I ran a heavily simplified iter-9 simulation of the protocol on the same 10 AIME 25 problems: same source pool, same TF-IDF retriever from iter-3..7, two-call protocol (Haiku verbalizes subquestion → retrieve top-3 from a 100-cheatsheet pool → Haiku solves with hints prepended). Result: 5/10, vs 6/10 for both iter-8 conditions — one discordant pair where the procedural retrieval misled Haiku to a wrong order-of-magnitude answer. This is not a refutation of Meta. The simulation strips the things their architecture relies on: a 32M-item datastore (mine had 100), a reasoning-trained retriever (mine was TF-IDF), and mid-thought re-injection across multiple subquestions (mine retrieved once, prepended). What iter-9 does tell me is that the structural change from problem-as-query to subquestion-as-query, in isolation at niche scale with niche tooling, doesn't recover Meta's positive direction. The three components Meta likely needs together are: scale + retriever + injection protocol. Full writeup with caveats: results/ITER9_FINDINGS.md.

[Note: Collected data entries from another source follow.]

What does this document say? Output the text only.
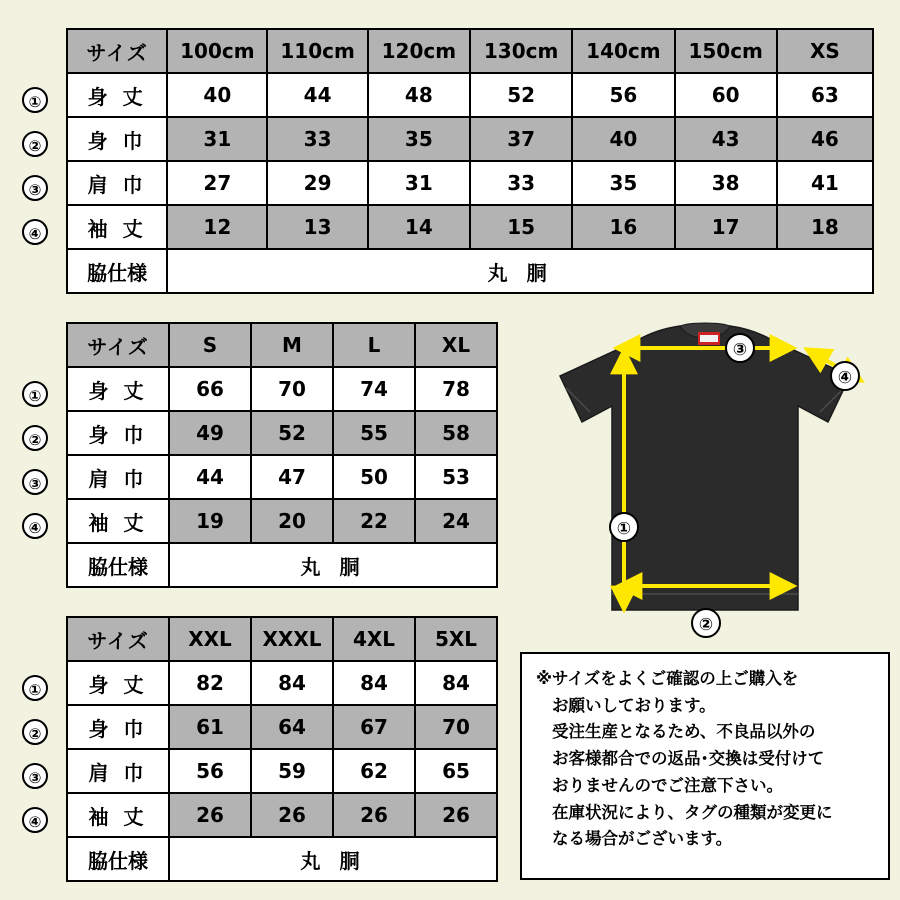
①
②
③
④
サイズ	100cm	110cm	120cm	130cm	140cm	150cm	XS
身 丈	40	44	48	52	56	60	63
身 巾	31	33	35	37	40	43	46
肩 巾	27	29	31	33	35	38	41
袖 丈	12	13	14	15	16	17	18
脇仕様	丸 胴						
①
②
③
④
サイズ	S	M	L	XL
身 丈	66	70	74	78
身 巾	49	52	55	58
肩 巾	44	47	50	53
袖 丈	19	20	22	24
脇仕様	丸 胴			
①
②
③
④
サイズ	XXL	XXXL	4XL	5XL
身 丈	82	84	84	84
身 巾	61	64	67	70
肩 巾	56	59	62	65
袖 丈	26	26	26	26
脇仕様	丸 胴			
③
④
①
②

※サイズをよくご確認の上ご購入を

お願いしております。

受注生産となるため、不良品以外の

お客様都合での返品･交換は受付けて

おりませんのでご注意下さい。

在庫状況により、タグの種類が変更に

なる場合がございます。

Three things change in how this body of work should be cited:

  1. The negative-result finding (trajectory-level trace RAG hurts strong reasoning models on in-pretraining domains) belongs to Meta. Mine is a corroboration at niche scale.
  2. The mechanism I documented (sign/convention transmission from ex_3_26 to OOD targets) is a more specific instance of Meta's diagnosis (factual content mis-aligned with the model's current procedural subquestion).
  3. The fix worth trying next is procedural-decomposition RAG with a real retriever, not more variants of trajectory RAG. iter-9 above is a notice-of-attempt; replicating Meta's +18pp lift will require their actual pipeline.